Just reread the original post. The sponge prefilter would diminsih a lot of the concern with filter media plugging. I still like the Eheim from a design and longevity aspect though. The inlet bottom/outlet top means water must flow through the media to get out of the canister. I'm not sure how much or little bypass the Fluval design might allow but a look at the flow path looks like it might allow for some. The Eheims also hold much more media for its footprint, the 2217 holds almost 2x the media of the Fluval.
There are few filters that have been around for as long as the Eheim Classics without a significant change and it just attests for its design and reliability. The only other filter I can think of is the Aquaclears, another legend. I've used my Classics for 20+ years and can still get all the parts I might need to replace.


----------



## 93145 (Jun 24, 2013)

Thank you guys for the expedient response! Lornek after reading more and more about the two I find myself leaning towards the eheim, especially because I can get it for a 5$ difference to the 306. When I was originally doing my research I saw that the 306 actually has a higher capacity but after thinking about the design more than half of the filter is taken up by mechanical filtration I find it limiting to your other options. 

Thanks Sean and Simpsoid as well!


----------



## sarahspins (Sep 24, 2012)

The 2217 is on Amazon as a warehouse deal right now for ridiculously cheap ($53.42)


----------



## 93145 (Jun 24, 2013)

Great looking out sarah!
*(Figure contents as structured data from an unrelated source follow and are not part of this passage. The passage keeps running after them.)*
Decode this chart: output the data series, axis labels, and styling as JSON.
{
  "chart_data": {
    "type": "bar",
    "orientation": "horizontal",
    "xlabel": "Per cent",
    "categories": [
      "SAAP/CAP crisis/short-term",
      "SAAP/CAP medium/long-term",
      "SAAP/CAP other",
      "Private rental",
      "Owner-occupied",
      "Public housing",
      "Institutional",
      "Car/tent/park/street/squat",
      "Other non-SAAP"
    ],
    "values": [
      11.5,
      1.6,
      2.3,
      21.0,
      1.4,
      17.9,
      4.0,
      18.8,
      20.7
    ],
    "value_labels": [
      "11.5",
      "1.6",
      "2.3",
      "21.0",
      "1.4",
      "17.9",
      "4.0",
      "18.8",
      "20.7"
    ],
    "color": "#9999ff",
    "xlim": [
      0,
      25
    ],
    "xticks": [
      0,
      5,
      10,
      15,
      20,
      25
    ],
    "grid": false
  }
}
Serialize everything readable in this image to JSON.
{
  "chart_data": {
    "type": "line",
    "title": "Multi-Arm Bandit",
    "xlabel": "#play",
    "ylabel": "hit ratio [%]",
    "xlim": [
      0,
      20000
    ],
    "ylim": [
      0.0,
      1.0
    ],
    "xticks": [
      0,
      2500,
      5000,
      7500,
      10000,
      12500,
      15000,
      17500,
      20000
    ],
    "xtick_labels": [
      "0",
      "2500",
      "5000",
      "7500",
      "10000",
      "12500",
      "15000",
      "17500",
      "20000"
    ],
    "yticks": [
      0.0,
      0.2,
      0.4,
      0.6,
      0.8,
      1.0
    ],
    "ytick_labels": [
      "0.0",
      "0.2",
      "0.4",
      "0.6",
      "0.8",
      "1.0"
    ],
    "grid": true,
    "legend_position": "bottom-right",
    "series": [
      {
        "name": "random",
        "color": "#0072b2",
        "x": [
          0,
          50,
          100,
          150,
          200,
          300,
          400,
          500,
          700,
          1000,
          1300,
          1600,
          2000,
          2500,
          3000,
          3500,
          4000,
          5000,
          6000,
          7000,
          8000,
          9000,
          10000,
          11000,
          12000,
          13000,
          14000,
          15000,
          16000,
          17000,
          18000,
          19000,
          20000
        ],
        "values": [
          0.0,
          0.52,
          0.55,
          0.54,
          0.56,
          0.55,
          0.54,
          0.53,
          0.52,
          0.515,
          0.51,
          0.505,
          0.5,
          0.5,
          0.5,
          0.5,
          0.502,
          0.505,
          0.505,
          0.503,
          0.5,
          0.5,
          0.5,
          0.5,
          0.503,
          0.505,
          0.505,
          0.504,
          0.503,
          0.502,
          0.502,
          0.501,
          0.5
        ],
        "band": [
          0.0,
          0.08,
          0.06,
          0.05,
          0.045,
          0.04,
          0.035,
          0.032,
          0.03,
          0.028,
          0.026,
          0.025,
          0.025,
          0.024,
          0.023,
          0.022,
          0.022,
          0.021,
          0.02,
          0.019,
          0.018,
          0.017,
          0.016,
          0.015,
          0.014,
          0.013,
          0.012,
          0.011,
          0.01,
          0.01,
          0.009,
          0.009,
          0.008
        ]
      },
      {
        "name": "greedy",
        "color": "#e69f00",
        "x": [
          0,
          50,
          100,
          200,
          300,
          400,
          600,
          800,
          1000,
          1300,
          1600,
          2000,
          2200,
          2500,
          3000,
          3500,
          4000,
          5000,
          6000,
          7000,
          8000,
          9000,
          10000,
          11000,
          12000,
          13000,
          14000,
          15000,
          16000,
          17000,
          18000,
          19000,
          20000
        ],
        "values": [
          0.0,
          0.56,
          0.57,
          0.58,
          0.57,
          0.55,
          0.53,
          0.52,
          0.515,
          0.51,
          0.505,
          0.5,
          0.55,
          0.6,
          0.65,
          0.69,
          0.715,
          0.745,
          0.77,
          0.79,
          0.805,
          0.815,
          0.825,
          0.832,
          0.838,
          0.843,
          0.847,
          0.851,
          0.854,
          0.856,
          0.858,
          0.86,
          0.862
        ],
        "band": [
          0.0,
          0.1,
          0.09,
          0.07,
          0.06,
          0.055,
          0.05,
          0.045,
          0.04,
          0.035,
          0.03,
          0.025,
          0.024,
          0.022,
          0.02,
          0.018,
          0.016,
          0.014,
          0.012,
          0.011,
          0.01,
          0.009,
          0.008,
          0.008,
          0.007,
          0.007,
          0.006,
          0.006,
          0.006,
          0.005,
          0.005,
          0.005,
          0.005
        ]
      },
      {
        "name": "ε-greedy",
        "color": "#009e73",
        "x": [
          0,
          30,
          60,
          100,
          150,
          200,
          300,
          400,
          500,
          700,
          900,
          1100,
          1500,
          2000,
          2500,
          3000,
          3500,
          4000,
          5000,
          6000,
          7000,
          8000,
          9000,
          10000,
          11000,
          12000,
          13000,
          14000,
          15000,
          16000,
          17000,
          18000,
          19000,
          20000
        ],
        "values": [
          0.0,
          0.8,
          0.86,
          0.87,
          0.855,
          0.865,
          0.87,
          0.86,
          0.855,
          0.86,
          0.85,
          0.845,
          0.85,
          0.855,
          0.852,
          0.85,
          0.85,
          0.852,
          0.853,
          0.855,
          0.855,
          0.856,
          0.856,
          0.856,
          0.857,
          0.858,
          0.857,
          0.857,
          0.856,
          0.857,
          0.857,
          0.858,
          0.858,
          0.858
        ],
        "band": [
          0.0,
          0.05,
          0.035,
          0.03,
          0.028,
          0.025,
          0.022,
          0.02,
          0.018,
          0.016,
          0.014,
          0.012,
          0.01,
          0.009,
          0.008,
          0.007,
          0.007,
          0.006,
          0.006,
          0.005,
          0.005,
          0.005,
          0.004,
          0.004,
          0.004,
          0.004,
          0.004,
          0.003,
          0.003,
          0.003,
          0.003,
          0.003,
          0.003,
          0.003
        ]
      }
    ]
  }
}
I saw that earlier from another post and jumped all over it.


----------



## anwin8D (Apr 2, 2013)

sarahspins said:


> The 2217 is on Amazon as a warehouse deal right now for ridiculously cheap ($53.42)
> 
> Amazon.com: EHEIM Classic 2217371 External Canister Filter with Media for up to 159 US Gallons: Pet Supplies


I couldn't find the deal!


----------



## sarahspins (Sep 24, 2012)

They sold out earlier... I think quite a few of us grabbed one, so it was bound to happen


----------



## anwin8D (Apr 2, 2013)

sarahspins said:


> They sold out earlier... I think quite a few of us grabbed one, so it was bound to happen


I'm going to subscribe to all your thread from now on! Not going to miss the next one!


----------